I get inundated with messages from people trying to get me to buy something. Most of them are just plain bad. However, a small number may be relevant to me–except I don’t know it yet. I don’t yet recognize I might change.
We don’t incite customers to change, to begin a buying journey by talking about what we sell and do. Instead, we have to focus on what the customer does–or more importantly, what they should be doing.
What changes are their customers going through which could impact them positively or negatively? What is happening in their markets that they should be concerned about? What should they be thinking about, and why should they be thinking about them?
Sometimes, it’s not us that should be delivering that message, because they aren’t looking to people like us for these changes. It may be an industry leader that’s talking differently and doing different things. It may be a respected expert talking about issues they are seeing. It may be their peers at some sort of event, sharing ideas and concerns.
You might be thinking, “We do this already, we get references, we get testimonials, we sponsor speakers and influencers to talk about us and how great we are…..”
But we are asking them to talk about the wrong thing!
Instead of talking about us, they need to be talking about the industry, the markets, risks they see, things that are changing, things they are doing and things they are concerned with. They may talk about their strategies, their points of view, actions they are taking to respond to change.

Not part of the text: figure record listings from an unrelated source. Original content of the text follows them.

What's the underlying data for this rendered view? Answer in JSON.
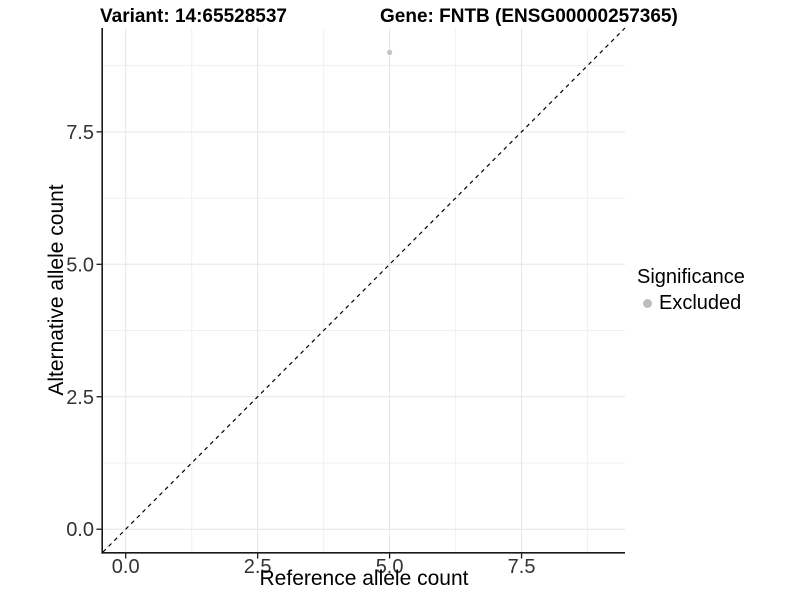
{
  "chart_data": {
    "type": "scatter",
    "title_left": "Variant: 14:65528537",
    "title_right": "Gene: FNTB (ENSG00000257365)",
    "xlabel": "Reference allele count",
    "ylabel": "Alternative allele count",
    "xlim": [
      -0.43,
      9.46
    ],
    "ylim": [
      -0.43,
      9.46
    ],
    "x_ticks": [
      {
        "value": 0,
        "label": "0.0"
      },
      {
        "value": 2.5,
        "label": "2.5"
      },
      {
        "value": 5,
        "label": "5.0"
      },
      {
        "value": 7.5,
        "label": "7.5"
      }
    ],
    "y_ticks": [
      {
        "value": 0,
        "label": "0.0"
      },
      {
        "value": 2.5,
        "label": "2.5"
      },
      {
        "value": 5,
        "label": "5.0"
      },
      {
        "value": 7.5,
        "label": "7.5"
      }
    ],
    "minor_ticks": [
      1.25,
      3.75,
      6.25,
      8.75
    ],
    "grid": "major-and-minor",
    "reference_line": {
      "type": "abline",
      "slope": 1,
      "intercept": 0,
      "line_style": "dashed",
      "color": "#000000"
    },
    "series": [
      {
        "name": "Excluded",
        "color": "#c4c4c4",
        "point_radius": 2.6,
        "points": [
          [
            5,
            9
          ]
        ]
      }
    ],
    "legend": {
      "title": "Significance",
      "position": "right",
      "entries": [
        {
          "label": "Excluded",
          "color": "#bdbdbd"
        }
      ]
    },
    "colors": {
      "grid_major": "#e5e5e5",
      "grid_minor": "#f1f1f1",
      "axis_line": "#1a1a1a",
      "tick_text": "#333333"
    }
  }
}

We don’t incite people to buy our products. We incite them to look at things differently. We incite them to think about change. We incite them to ask themselves, “What if…., I wonder about…., Why…. Am I missing something, What should I be worried about….What should I be thinking about….? We incite them to learn,
Until we incite customers to begin asking themselves those questions, they will never search. Until they begin asking those questions, they won’t know they should follow up to learn more. Until they begin the process of re-thinking, nothing we do is relevant or interesting to them.
The digital buying journey never happens, search doesn’t begin, customers don’t commit to change until they have first been incited to re-think things.
What are you doing to inspire that? How are you helping them, while they might not yet know it, to begin searching–ultimately to want to find and engage you?